Why a Brilliant World Cup May Not Save MLS From Itself

MLS is worth $1.8 billion and growing fast — but history, from Beckham to Messi, warns that World Cup fever alone won't fix the league's deepest problems.

Array of golden trophies on a table, reflecting victory and achievement.

History has a habit of humbling American soccer optimists, and the 2026 World Cup — sprawling across 16 U.S. cities and expected to shatter global viewership records — may be no exception. The question hanging over Major League Soccer isn't whether the tournament will generate excitement. It's whether that excitement converts into anything durable.

MLS has been here before. The league has twice watched genuine, world-class star power land on American soil with enormous fanfare, only to discover that a famous name on a roster doesn't automatically build a competitive culture fans return to watch week after week. David Beckham arrived in 2007 with a contract that redefined what MLS was willing to spend. Lionel Messi arrived in 2023 as the greatest player alive. Both moments produced genuine surges — in attendance, in media coverage, in the league's sense of self-worth. Neither solved the structural tensions that have defined MLS since its founding.

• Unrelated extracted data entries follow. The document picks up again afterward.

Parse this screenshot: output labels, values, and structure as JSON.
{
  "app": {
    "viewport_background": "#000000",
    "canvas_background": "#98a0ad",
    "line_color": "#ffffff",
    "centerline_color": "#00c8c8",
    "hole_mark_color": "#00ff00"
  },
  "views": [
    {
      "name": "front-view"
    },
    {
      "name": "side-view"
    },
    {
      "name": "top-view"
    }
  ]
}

The $1.8 billion valuation the league now carries reflects real progress. Expansion fees, broadcast deals and Inter Miami's Messi-fueled revenue spike are not illusions. But valuations are forward-looking instruments. They price in potential. And American soccer's history is littered with potential that peaked at exactly the wrong moment — then receded when the novelty wore off and the underlying product couldn't sustain the interest.

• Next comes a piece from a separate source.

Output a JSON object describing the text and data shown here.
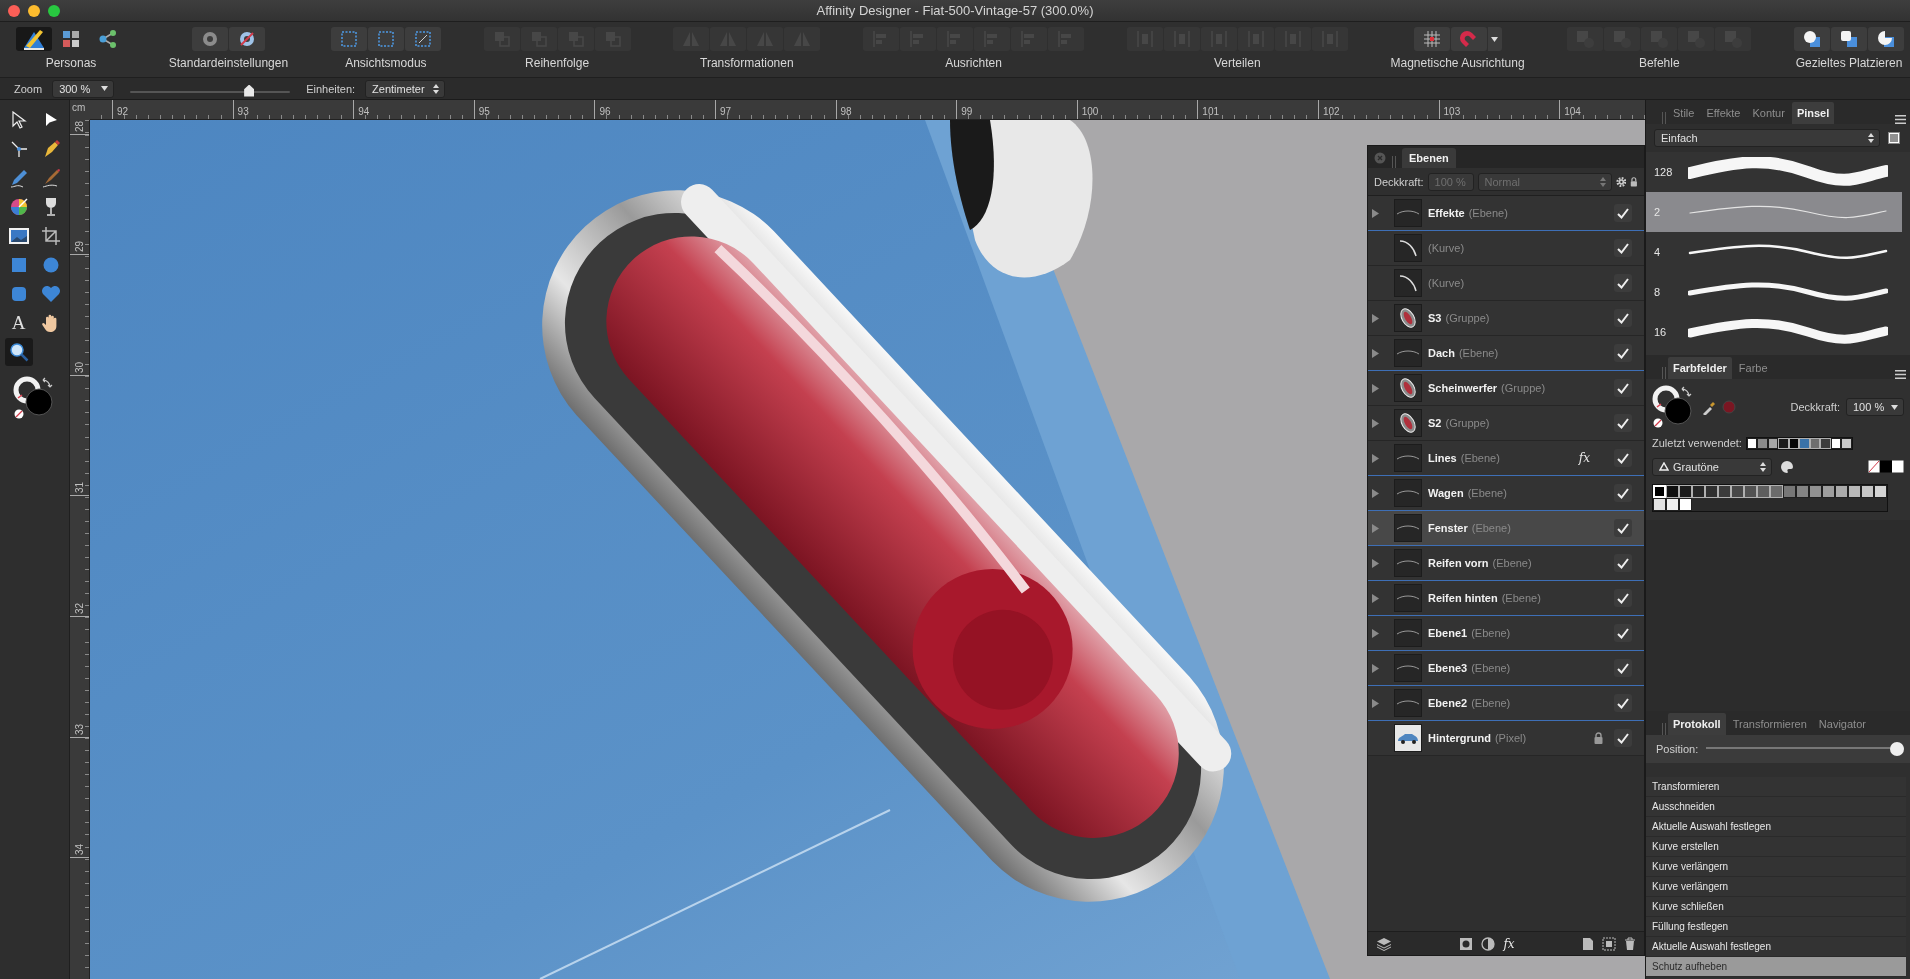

What a World Cup does is compress attention. For roughly six weeks in the summer of 2026, tens of millions of Americans who never watch MLS will care intensely about soccer. If the U.S. men's national team runs deep into the knockout rounds on home soil, the effect could be seismic. Club soccer could absorb that energy — or fail to catch it entirely, as it largely did after 1994, when the original World Cup wave crashed before MLS had even played its first match.

The competitive picture inside MLS heading toward 2026 is genuinely more sophisticated than anything Beckham encountered. Tactical quality has risen. The league's playoff structure drives real stakes through October. But parity, long MLS's calling card, is also a ceiling. Without the kind of sustained, elite-level rivalries that anchor European leagues in the public imagination, MLS risks remaining a league that rewards those already paying attention while failing to recruit the casual fan the World Cup will temporarily create.

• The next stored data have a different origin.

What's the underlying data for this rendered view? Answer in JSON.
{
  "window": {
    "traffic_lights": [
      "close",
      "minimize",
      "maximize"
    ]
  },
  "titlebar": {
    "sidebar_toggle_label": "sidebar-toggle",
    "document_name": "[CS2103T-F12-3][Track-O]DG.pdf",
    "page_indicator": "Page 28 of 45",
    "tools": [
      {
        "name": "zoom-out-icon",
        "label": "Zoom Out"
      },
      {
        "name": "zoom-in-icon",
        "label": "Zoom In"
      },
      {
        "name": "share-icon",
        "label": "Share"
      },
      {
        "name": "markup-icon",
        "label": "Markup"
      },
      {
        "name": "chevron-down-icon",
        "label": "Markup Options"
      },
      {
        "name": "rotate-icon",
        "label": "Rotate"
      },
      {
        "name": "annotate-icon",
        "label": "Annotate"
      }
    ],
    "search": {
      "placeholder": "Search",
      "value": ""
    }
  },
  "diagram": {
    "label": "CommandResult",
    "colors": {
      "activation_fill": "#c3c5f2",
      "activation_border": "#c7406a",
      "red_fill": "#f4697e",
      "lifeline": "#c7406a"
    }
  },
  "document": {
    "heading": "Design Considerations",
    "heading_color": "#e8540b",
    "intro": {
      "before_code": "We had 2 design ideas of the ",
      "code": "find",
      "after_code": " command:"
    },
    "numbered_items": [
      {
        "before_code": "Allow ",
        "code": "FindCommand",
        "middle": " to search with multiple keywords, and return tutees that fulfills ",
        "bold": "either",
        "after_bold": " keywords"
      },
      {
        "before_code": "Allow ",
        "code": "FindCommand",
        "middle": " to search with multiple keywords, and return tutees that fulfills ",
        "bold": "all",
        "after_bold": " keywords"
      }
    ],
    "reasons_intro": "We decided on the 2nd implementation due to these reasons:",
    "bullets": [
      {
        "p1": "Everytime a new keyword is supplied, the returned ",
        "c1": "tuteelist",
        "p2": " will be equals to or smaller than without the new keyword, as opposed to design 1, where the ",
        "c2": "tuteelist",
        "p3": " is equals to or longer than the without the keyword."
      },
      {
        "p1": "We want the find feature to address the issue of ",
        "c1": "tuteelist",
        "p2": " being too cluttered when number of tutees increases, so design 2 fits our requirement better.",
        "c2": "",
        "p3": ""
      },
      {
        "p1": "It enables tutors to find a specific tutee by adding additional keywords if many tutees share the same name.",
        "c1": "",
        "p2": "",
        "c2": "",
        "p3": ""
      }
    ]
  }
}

Messi's presence at Inter Miami elevated one club into a global brand. What it didn't do — couldn't do alone — was lift the competitive credibility of the league around him. A 37-year-old Messi in 2026 will not be the same player who stunned Atlanta and Los Angeles in 2023. When the World Cup ends and the cameras turn toward the fall playoff push, MLS will have to make its own argument. Star power borrows time. Structure has to do the rest.